Done with the ride, I simply unplug everything, dismount the box and bring it inside to view the data with PLX-DAQ.
As you will see in the screenshots in the pdf's (below) of all my bike runs, I'm pretty good at messing this process up.
A word about the spikes and noise you see on the plot. The nurses tell me ( I've shown it all to them ) that the heart stumbles and "throws" PVCs. It's like walking along and tripping over an air molecule. I'm sure some of the spikes are PVCs even though I can't feel them, but most all of the others are noise pickup from power lines along the trail. At one or 2 places on the trail, I bike very close under some 7Kv powerlines that magnetically induce a flood of noise. Because of this noise, I put in a bit of data filtering. When the receiver gets flooded with noise, it's really obvious because the LED is on continuously. I decided to put in a little coding that limits the reasonable HR to numbers of a living being. 48 - 188 bpm is what I chose. Before the filtering, I was getting strings of HR data of 6000 bpm. It was really obvious what was going on. I decided to just not store data that was too long or too short.

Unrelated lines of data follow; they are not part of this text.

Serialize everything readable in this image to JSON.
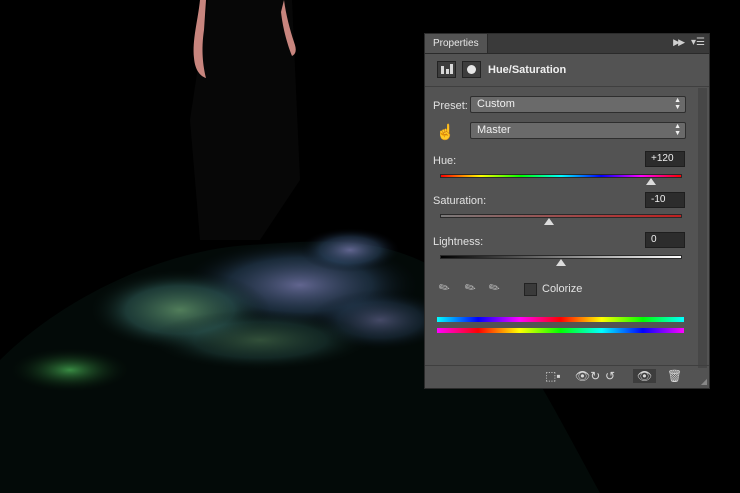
{
  "panel": {
    "tab": "Properties",
    "title": "Hue/Saturation",
    "preset_label": "Preset:",
    "preset_value": "Custom",
    "channel_value": "Master",
    "hue": {
      "label": "Hue:",
      "value": "+120",
      "level": 0.87
    },
    "saturation": {
      "label": "Saturation:",
      "value": "-10",
      "level": 0.45
    },
    "lightness": {
      "label": "Lightness:",
      "value": "0",
      "level": 0.5
    },
    "colorize_label": "Colorize"
  },
  "icons": {
    "collapse": "double-chevron-right-icon",
    "menu": "panel-menu-icon",
    "adjustment": "levels-icon",
    "mask": "mask-icon",
    "on_image": "targeted-adjustment-hand-icon",
    "eyedropper": "eyedropper-icon",
    "eyedropper_add": "eyedropper-plus-icon",
    "eyedropper_subtract": "eyedropper-minus-icon",
    "clip": "clip-to-layer-icon",
    "view_previous": "view-previous-icon",
    "reset": "reset-icon",
    "visibility": "eye-icon",
    "delete": "trash-icon"
  }
}
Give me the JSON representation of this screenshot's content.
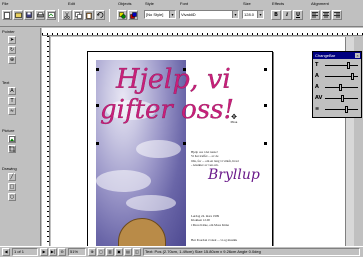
{
  "toolbar": {
    "groups": {
      "file": "File",
      "edit": "Edit",
      "objects": "Objects",
      "style": "Style",
      "font": "Font",
      "size": "Size",
      "effects": "Effects",
      "alignment": "Alignment"
    },
    "style_value": "[No Style]",
    "font_value": "VivaldiD",
    "size_value": "128.0",
    "bold": "B",
    "italic": "I",
    "underline": "U"
  },
  "left_palette": {
    "pointer": "Pointer",
    "text": "Text",
    "picture": "Picture",
    "drawing": "Drawing"
  },
  "document": {
    "headline_line1": "Hjelp, vi",
    "headline_line2": "gifter oss!",
    "move_label": "Move",
    "intro_lines": [
      "Hjelp oss i det neste!",
      "Vi har truffet ... av de",
      "lilla, for ... om en lang vi vilkår, hvad",
      "- Ansikter av ven om."
    ],
    "bryllup": "Bryllup",
    "detail_lines": [
      "Lørdag 24. mars 1999",
      "Klokken 12.00",
      "i Moss Kirke, om Moss Kirke"
    ],
    "footer_line": "Hør hvordan vi skal ... vi og musikk"
  },
  "floating_palette": {
    "title": "ChangeBar",
    "rows": [
      "T",
      "A",
      "A",
      "AV",
      "≡"
    ]
  },
  "status_bar": {
    "page": "1 of 1",
    "zoom": "51%",
    "info": "Text: Pos (2.70cm, 1.49cm)  Size 15.80cm x 9.26cm  Angle 0.0deg"
  }
}
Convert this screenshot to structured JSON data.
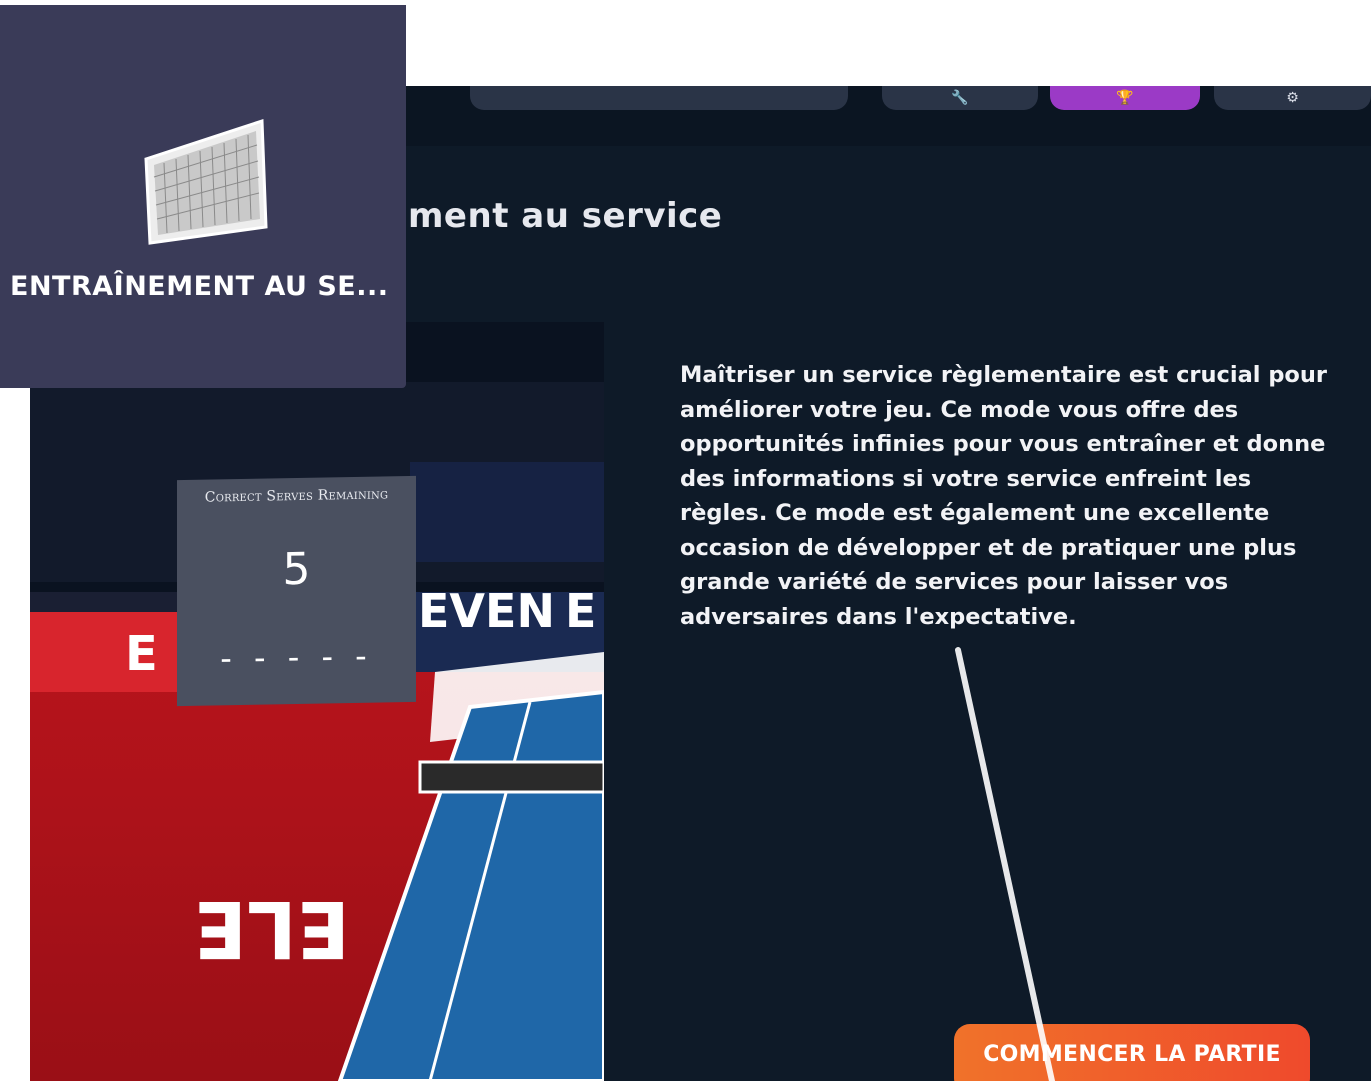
{
  "top_nav": {
    "tabs": [
      {
        "icon": "wrench-icon",
        "active": false
      },
      {
        "icon": "trophy-icon",
        "active": true
      },
      {
        "icon": "settings-icon",
        "active": false
      }
    ]
  },
  "mode_card": {
    "label": "ENTRAÎNEMENT AU SE...",
    "icon": "net-icon"
  },
  "page_title": "ment au service",
  "preview": {
    "counter_header": "Correct Serves Remaining",
    "counter_value": "5",
    "counter_dashes": "- - - - -",
    "icons": [
      "ping-pong-table-icon",
      "arena-banner-icon"
    ]
  },
  "description": "Maîtriser un service règlementaire est crucial pour améliorer votre jeu. Ce mode vous offre des opportunités infinies pour vous entraîner et donne des informations si votre service enfreint les règles. Ce mode est également une excellente occasion de développer et de pratiquer une plus grande variété de services pour laisser vos adversaires dans l'expectative.",
  "start_button": "COMMENCER LA PARTIE",
  "colors": {
    "panel": "#0e1a28",
    "active_tab": "#9b3ac6",
    "button_start": "#f0722a",
    "button_end": "#ef4a2c",
    "card": "#3a3b58"
  }
}
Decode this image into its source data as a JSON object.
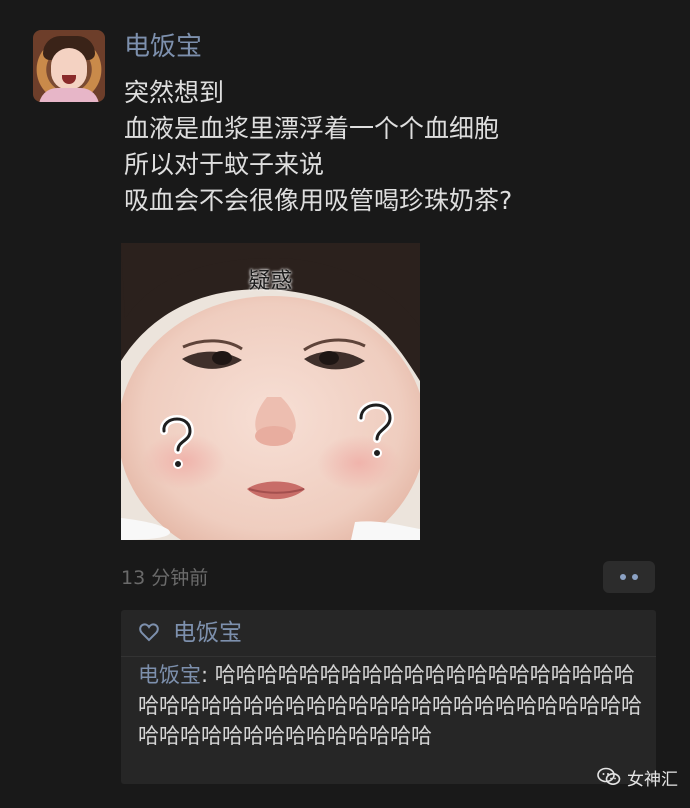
{
  "post": {
    "author": "电饭宝",
    "lines": [
      "突然想到",
      "血液是血浆里漂浮着一个个血细胞",
      "所以对于蚊子来说",
      "吸血会不会很像用吸管喝珍珠奶茶?"
    ],
    "image_caption": "疑惑",
    "time": "13 分钟前"
  },
  "likes": {
    "names": "电饭宝"
  },
  "comment": {
    "author": "电饭宝",
    "separator": ": ",
    "text": "哈哈哈哈哈哈哈哈哈哈哈哈哈哈哈哈哈哈哈哈哈哈哈哈哈哈哈哈哈哈哈哈哈哈哈哈哈哈哈哈哈哈哈哈哈哈哈哈哈哈哈哈哈哈哈哈哈哈"
  },
  "watermark": {
    "text": "女神汇"
  },
  "colors": {
    "background": "#191919",
    "name_blue": "#7d90ad",
    "body_text": "#dedede",
    "muted": "#6a6a6a",
    "panel": "#262626"
  },
  "icons": {
    "like": "heart-outline-icon",
    "more": "more-dots-icon",
    "watermark": "wechat-official-account-icon"
  }
}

Early on, I tried to reduce the recorded noise. Some of this noise, it seems, is just poor contact of the chest strap which began when the weather got a lot cooler and dryer. I started using a salt loaded hand cream mixture on 10/15/08 and the results were promising as you can see in the pdf plots since then. The rest of the noise is just induced magnetically from power lines that run along the trail that I can't do anything about. It's not from anything arcing because if I rotate the pickup loop ( the handle bars) 90 degrees, the noise disappears. It just varies as more or less power is being drawn through the power lines. ( ref. Ampere's Law).

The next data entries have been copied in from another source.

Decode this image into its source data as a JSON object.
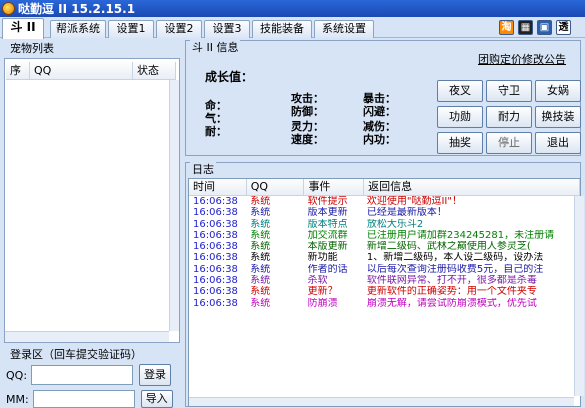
{
  "window": {
    "title": "哒勤逗 II  15.2.15.1"
  },
  "tabs": [
    {
      "label": "斗 II",
      "active": true
    },
    {
      "label": "帮派系统",
      "active": false
    },
    {
      "label": "设置1",
      "active": false
    },
    {
      "label": "设置2",
      "active": false
    },
    {
      "label": "设置3",
      "active": false
    },
    {
      "label": "技能装备",
      "active": false
    },
    {
      "label": "系统设置",
      "active": false
    }
  ],
  "toolbar_icons": [
    "淘",
    "film-icon",
    "image-icon",
    "透"
  ],
  "pet_list": {
    "title": "宠物列表",
    "columns": [
      "序",
      "QQ",
      "状态"
    ]
  },
  "login": {
    "title": "登录区（回车提交验证码）",
    "qq_label": "QQ:",
    "pass_label": "MM:",
    "login_button": "登录",
    "import_button": "导入"
  },
  "info": {
    "title": "斗 II 信息",
    "link": "团购定价修改公告",
    "growth_label": "成长值：",
    "stats": [
      "命：",
      "气：",
      "耐：",
      "攻击：",
      "防御：",
      "灵力：",
      "速度：",
      "暴击：",
      "闪避：",
      "减伤：",
      "内功："
    ],
    "buttons": [
      {
        "label": "夜叉",
        "enabled": true
      },
      {
        "label": "守卫",
        "enabled": true
      },
      {
        "label": "女娲",
        "enabled": true
      },
      {
        "label": "功勋",
        "enabled": true
      },
      {
        "label": "耐力",
        "enabled": true
      },
      {
        "label": "换技装",
        "enabled": true
      },
      {
        "label": "抽奖",
        "enabled": true
      },
      {
        "label": "停止",
        "enabled": false
      },
      {
        "label": "退出",
        "enabled": true
      }
    ]
  },
  "log": {
    "title": "日志",
    "columns": [
      "时间",
      "QQ",
      "事件",
      "返回信息"
    ],
    "rows": [
      {
        "time": "16:06:38",
        "qq": "系统",
        "event": "软件提示",
        "msg": "欢迎使用\"哒勤逗II\"！",
        "time_color": "#2222cc",
        "color": "#cc0000"
      },
      {
        "time": "16:06:38",
        "qq": "系统",
        "event": "版本更新",
        "msg": "已经是最新版本！",
        "time_color": "#2222cc",
        "color": "#1a1aa6"
      },
      {
        "time": "16:06:38",
        "qq": "系统",
        "event": "版本特点",
        "msg": "放松大乐斗2",
        "time_color": "#2222cc",
        "color": "#008080"
      },
      {
        "time": "16:06:38",
        "qq": "系统",
        "event": "加交流群",
        "msg": "已注册用户请加群234245281，未注册请",
        "time_color": "#2222cc",
        "color": "#008000"
      },
      {
        "time": "16:06:38",
        "qq": "系统",
        "event": "本版更新",
        "msg": "新增二级码、武林之巅使用人参灵芝(",
        "time_color": "#2222cc",
        "color": "#006400"
      },
      {
        "time": "16:06:38",
        "qq": "系统",
        "event": "新功能",
        "msg": "1、新增二级码，本人设二级码，设办法",
        "time_color": "#2222cc",
        "color": "#000000"
      },
      {
        "time": "16:06:38",
        "qq": "系统",
        "event": "作者的话",
        "msg": "以后每次查询注册码收费5元，自己的注",
        "time_color": "#2222cc",
        "color": "#1a1aa6"
      },
      {
        "time": "16:06:38",
        "qq": "系统",
        "event": "杀软",
        "msg": "软件联网异常、打不开，很多都是杀毒",
        "time_color": "#2222cc",
        "color": "#7a1aa6"
      },
      {
        "time": "16:06:38",
        "qq": "系统",
        "event": "更新？",
        "msg": "更新软件的正确姿势：用一个文件夹专",
        "time_color": "#2222cc",
        "color": "#cc0000"
      },
      {
        "time": "16:06:38",
        "qq": "系统",
        "event": "防崩溃",
        "msg": "崩溃无解，请尝试防崩溃模式，优先试",
        "time_color": "#2222cc",
        "color": "#c000c0"
      }
    ]
  }
}
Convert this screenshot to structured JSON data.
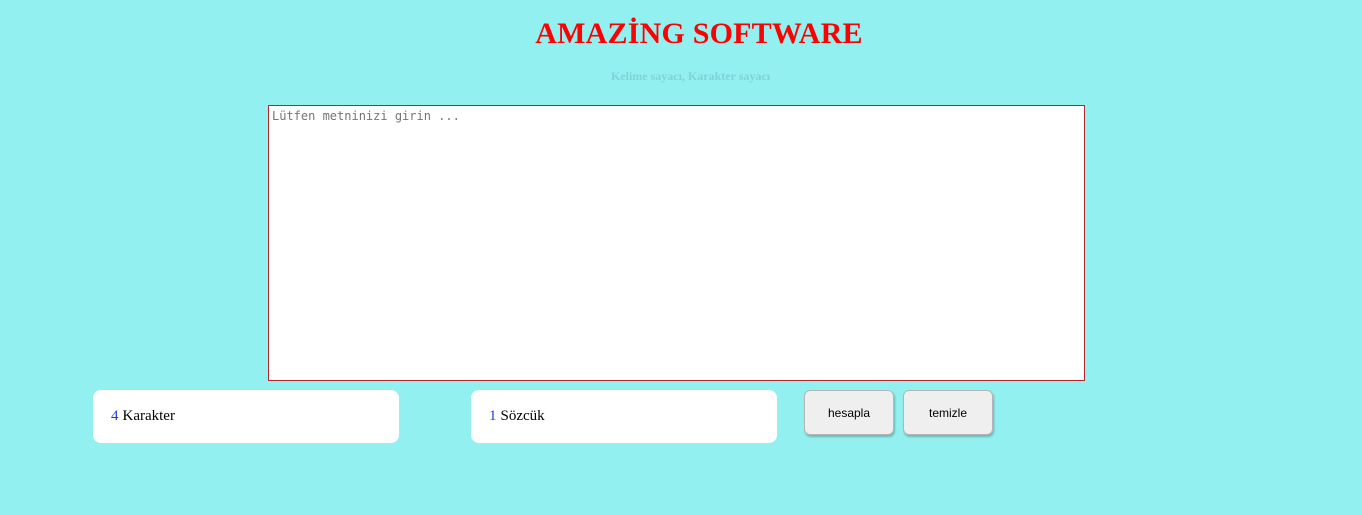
{
  "header": {
    "title": "AMAZİNG SOFTWARE",
    "subtitle": "Kelime sayacı, Karakter sayacı"
  },
  "editor": {
    "placeholder": "Lütfen metninizi girin ...",
    "value": ""
  },
  "counters": {
    "characters": {
      "count": "4",
      "label": "Karakter"
    },
    "words": {
      "count": "1",
      "label": "Sözcük"
    }
  },
  "buttons": {
    "calculate_label": "hesapla",
    "clear_label": "temizle"
  },
  "colors": {
    "background": "#92f1f0",
    "title": "#ff0000",
    "subtitle": "#7fd2d8",
    "count_number": "#1a3fd6",
    "editor_border": "#b3262a"
  }
}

So some of the spikes you see are real and most others probably are not. But at least you can see generally what is going on. While investigating the noise problem, I also hung a small earphone on the O/S output to listen. I sure could hear my heart beat but in a short while it became more data than I wanted to have on the bike ride and I removed the "feature". Anyway, the recorded pdf's (see below) should give you an idea of how this project is working out.
I've used this little recorder for over 6 years now and it continues to work quite well for it's intended purpose. I have collected a lot of HR plots. As long as I remember to set the switch positons correctly and wait for at least one heart beat before removing power, I get good data. It also helps when I charge the battery once in a while.

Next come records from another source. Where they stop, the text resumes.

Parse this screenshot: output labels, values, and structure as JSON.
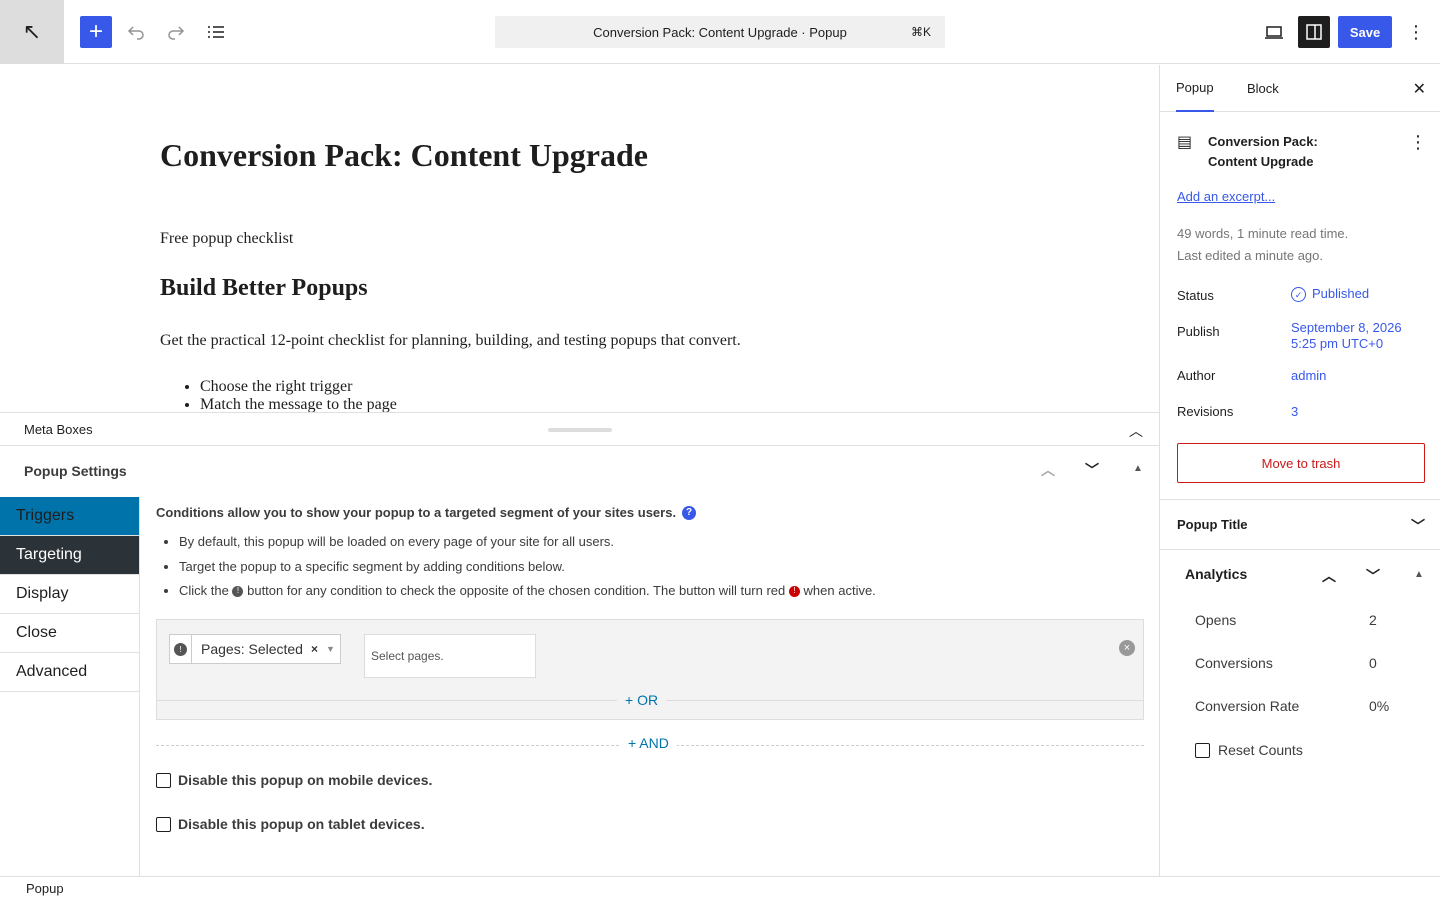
{
  "toolbar": {
    "back_icon": "↖",
    "add_icon": "+",
    "command_title": "Conversion Pack: Content Upgrade · Popup",
    "command_shortcut": "⌘K",
    "save_label": "Save",
    "more_icon": "⋮"
  },
  "editor": {
    "title": "Conversion Pack: Content Upgrade",
    "paragraph1": "Free popup checklist",
    "heading2": "Build Better Popups",
    "paragraph2": "Get the practical 12-point checklist for planning, building, and testing popups that convert.",
    "list": [
      "Choose the right trigger",
      "Match the message to the page"
    ]
  },
  "meta_boxes": {
    "label": "Meta Boxes",
    "collapse_icon": "︿"
  },
  "popup_settings": {
    "title": "Popup Settings",
    "up_icon": "︿",
    "down_icon": "﹀",
    "toggle_icon": "▲",
    "tabs": [
      "Triggers",
      "Targeting",
      "Display",
      "Close",
      "Advanced"
    ],
    "intro": "Conditions allow you to show your popup to a targeted segment of your sites users.",
    "help_icon": "?",
    "bullet1": "By default, this popup will be loaded on every page of your site for all users.",
    "bullet2": "Target the popup to a specific segment by adding conditions below.",
    "bullet3_part1": "Click the",
    "bullet3_part2": "button for any condition to check the opposite of the chosen condition. The button will turn red",
    "bullet3_part3": "when active.",
    "not_icon": "!",
    "condition_label": "Pages: Selected",
    "condition_clear": "×",
    "condition_arrow": "▼",
    "pages_placeholder": "Select pages.",
    "remove_icon": "×",
    "or_label": "+ OR",
    "and_label": "+ AND",
    "disable_mobile": "Disable this popup on mobile devices.",
    "disable_tablet": "Disable this popup on tablet devices."
  },
  "footer": {
    "breadcrumb": "Popup"
  },
  "sidebar": {
    "tab_popup": "Popup",
    "tab_block": "Block",
    "close_icon": "✕",
    "doc_icon": "▤",
    "doc_title": "Conversion Pack: Content Upgrade",
    "doc_more": "⋮",
    "excerpt_link": "Add an excerpt...",
    "stats_words": "49 words, 1 minute read time.",
    "stats_edited": "Last edited a minute ago.",
    "status_label": "Status",
    "status_value": "Published",
    "status_icon": "✓",
    "publish_label": "Publish",
    "publish_date": "September 8, 2026",
    "publish_time": "5:25 pm UTC+0",
    "author_label": "Author",
    "author_value": "admin",
    "revisions_label": "Revisions",
    "revisions_value": "3",
    "trash_label": "Move to trash",
    "popup_title_panel": "Popup Title",
    "chevron_down": "﹀",
    "analytics_title": "Analytics",
    "analytics_up": "︿",
    "analytics_down": "﹀",
    "analytics_toggle": "▲",
    "opens_label": "Opens",
    "opens_value": "2",
    "conversions_label": "Conversions",
    "conversions_value": "0",
    "rate_label": "Conversion Rate",
    "rate_value": "0%",
    "reset_label": "Reset Counts"
  },
  "colors": {
    "accent": "#3858e9",
    "wp_blue": "#0073aa",
    "danger": "#cc1818"
  }
}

These are the, now, 30 pdf's of my Heart Rate during the bike ride up and back. log , log2 , log3 , log4 , log5 , log6 , log7 , log8 , log9 , log10 , log11 , log12 , log13 , log14 , log15 , log16 , log17 , log18 , log19 , log20 , log21 , log22 , log23 , log24 ,log25, log26, log27, log28, log29, log30, log31, log32and log33
These plots of my Heart Rate are for the same 9 mile bike ride that I take 5 days a week. I've included explainations for each plot including my bloopers. Bloopers were caused by incorrect mode switch position (operator error, me) and an intermittent power connector which causes lots of extra "noise" as I bounce down the road. I now tie the connector down. I can now attribuite other noise to the chest strap failing as the conductive plastic to the "pads" become intermittant after nearly 2000 hours. Liberal wetting of the strap pads and my skin seems to help this. Even though this failing is about the same age that the battery wears out. I'm on my 5th chest strap now.